И жена теснее жалась к Ивану, клала голову ему на плечо. И не сводила глаз с мужа.
— Запомнить… Каждую черточку твою запомнить хочу, — шептала она. — Когда-то мы снова увидимся…
И из глаз у нее катились по щекам — не удержать — слезы.
Иван, глядя на жену, думал. Удивительное существо — человек. Вот жили-жили, не знали друг друга — и обоим было хорошо. И вдруг встретились, познакомились, стали мужем и женой. И сделались родней родного. В чем тут причина? Совпадение взглядов, душевная близость или, может… Просто хорошо им вместе. Но ведь могли и не встретиться, не познакомиться, не пожениться. Чего проще — Катя поехала бы работать в другую деревню и там вышла бы замуж за другого. Неужели и с тем, другим, она была бы так же счастлива? И он, Иван, тоже был бы счастлив, женившись на другой? И что это — закономерность или случайность, что они все же встретились с Катей, познакомились, поженились?
— Знаешь, Катя, а мы же могли не встретиться, не познакомиться, не стать мужем и женой.
— Могли, — согласилась сперва Катя. — А может, и не могли, — тут же поправила себя, уточнила: — Может быть, то, что мы вместе, это и есть судьба.
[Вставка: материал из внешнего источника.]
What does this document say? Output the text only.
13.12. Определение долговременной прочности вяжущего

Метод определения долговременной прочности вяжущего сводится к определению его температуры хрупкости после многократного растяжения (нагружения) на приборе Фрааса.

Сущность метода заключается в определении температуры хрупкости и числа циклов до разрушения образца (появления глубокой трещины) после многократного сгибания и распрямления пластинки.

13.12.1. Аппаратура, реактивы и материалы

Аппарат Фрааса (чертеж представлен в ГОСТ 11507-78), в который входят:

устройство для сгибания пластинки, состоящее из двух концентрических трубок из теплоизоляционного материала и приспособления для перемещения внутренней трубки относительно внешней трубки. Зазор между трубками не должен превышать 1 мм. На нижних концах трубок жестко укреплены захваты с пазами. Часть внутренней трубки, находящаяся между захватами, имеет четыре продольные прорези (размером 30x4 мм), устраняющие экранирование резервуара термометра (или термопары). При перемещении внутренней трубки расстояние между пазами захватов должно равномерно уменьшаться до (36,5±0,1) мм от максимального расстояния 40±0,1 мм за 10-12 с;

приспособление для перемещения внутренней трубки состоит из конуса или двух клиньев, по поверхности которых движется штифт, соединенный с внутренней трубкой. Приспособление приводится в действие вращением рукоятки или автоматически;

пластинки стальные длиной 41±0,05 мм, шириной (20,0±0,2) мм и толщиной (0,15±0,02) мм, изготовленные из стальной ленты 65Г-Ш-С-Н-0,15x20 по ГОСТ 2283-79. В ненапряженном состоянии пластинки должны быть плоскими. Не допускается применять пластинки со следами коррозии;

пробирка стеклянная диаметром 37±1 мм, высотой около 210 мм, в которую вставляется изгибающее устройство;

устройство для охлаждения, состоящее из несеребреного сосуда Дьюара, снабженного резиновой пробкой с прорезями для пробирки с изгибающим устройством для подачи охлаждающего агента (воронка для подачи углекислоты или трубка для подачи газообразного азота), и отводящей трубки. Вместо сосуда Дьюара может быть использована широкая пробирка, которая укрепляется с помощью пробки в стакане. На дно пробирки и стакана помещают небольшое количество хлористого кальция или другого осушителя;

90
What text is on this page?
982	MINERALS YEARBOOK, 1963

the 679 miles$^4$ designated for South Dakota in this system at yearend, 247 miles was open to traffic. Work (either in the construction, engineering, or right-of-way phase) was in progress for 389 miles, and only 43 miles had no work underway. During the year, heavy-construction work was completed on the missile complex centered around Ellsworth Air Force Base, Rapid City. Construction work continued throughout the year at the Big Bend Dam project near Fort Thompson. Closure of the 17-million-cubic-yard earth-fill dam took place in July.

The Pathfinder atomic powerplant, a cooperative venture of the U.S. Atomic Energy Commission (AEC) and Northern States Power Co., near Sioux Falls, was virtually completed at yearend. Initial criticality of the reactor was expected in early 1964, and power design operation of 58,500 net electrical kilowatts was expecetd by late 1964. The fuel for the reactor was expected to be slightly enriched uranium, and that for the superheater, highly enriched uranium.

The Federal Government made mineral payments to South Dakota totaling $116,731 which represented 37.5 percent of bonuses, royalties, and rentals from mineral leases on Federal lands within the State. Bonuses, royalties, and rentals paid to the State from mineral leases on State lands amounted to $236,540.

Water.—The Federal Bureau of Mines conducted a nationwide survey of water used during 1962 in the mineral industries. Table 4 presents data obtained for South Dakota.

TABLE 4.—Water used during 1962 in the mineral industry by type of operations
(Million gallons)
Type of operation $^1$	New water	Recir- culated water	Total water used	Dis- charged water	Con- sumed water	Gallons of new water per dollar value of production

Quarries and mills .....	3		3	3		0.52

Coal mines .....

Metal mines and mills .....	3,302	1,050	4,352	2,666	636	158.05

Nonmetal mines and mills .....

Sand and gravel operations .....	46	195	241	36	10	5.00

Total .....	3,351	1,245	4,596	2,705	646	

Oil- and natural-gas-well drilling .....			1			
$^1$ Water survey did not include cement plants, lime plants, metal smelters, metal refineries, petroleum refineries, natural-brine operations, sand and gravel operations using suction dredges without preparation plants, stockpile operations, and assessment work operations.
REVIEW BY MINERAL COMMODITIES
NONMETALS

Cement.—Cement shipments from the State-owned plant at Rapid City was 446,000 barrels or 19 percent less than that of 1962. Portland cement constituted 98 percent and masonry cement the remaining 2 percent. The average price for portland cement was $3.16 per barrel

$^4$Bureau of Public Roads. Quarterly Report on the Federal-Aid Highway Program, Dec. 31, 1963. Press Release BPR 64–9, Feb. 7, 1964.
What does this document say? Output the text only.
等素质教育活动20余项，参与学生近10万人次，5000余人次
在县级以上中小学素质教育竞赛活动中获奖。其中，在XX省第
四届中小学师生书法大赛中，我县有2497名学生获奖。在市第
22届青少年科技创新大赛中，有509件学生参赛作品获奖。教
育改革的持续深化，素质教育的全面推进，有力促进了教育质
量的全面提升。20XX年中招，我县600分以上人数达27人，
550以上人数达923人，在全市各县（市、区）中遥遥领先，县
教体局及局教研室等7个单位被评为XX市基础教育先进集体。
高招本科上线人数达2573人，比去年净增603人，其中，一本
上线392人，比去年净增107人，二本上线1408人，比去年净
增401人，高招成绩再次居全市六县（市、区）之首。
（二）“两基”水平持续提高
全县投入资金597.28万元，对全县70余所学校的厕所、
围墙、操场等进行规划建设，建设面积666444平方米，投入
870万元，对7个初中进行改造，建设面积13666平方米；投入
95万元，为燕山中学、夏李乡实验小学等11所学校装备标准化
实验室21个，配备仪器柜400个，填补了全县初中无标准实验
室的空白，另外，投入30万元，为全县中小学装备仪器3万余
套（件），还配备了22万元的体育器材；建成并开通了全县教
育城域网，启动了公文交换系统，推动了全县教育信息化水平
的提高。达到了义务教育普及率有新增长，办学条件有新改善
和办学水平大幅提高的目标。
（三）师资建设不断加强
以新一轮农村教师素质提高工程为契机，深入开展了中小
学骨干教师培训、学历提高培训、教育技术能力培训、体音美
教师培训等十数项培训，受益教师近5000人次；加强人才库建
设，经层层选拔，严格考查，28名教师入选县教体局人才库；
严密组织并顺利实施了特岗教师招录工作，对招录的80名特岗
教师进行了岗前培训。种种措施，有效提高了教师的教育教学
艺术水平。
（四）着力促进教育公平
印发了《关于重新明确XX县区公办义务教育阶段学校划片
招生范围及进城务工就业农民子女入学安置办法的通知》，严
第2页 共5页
— Я вот думаю над этим, — признался Иван.
— И я не однажды думала.
— И к какому выводу пришла?
Катя ответила не сразу — добрую минуту молчала, смотрела не на Ивана, а куда-то в сторону, на лес, на деревья, мимо которых проезжали. Потом подняла голову, в раздумье проговорила:
— Вывод у меня один, хотя, может, и неправильный. Там, где в семье мир да лад, — люди нашли друг друга, им хорошо. Там же, где нет ни мира, ни ладу, — случайно сошлись. И он страдает, и она, потому что поторопились, случайное приняли за настоящее. Не повезло, можно сказать, людям, не знать им счастья и радости… Ты что, не согласен со мной? — увидав, должно быть, что Иван сжимает губы, как будто хочет возразить, насторожилась Катя.
— Нет, не то чтобы не согласен, а просто странно все это. Совсем чужие люди — и вдруг…
— В природе действительно много загадочного. Вернее, непознанного, потому и загадочного, — вздохнула Катя. — Но в человеческих отношениях… Тут, пожалуй, ничего загадочного нет. Сходятся же люди не на день-два, а на весь век свой. И прежде чем сойтись, долго присматриваются друг к другу, привыкают. И то, бывает, ошибаются.
— А ты считаешь, что мы с тобой, поженившись, не ошиблись?
— Нет, не ошиблись…
И Катя снова придвинулась ближе к Ивану, положила голову ему на плечо.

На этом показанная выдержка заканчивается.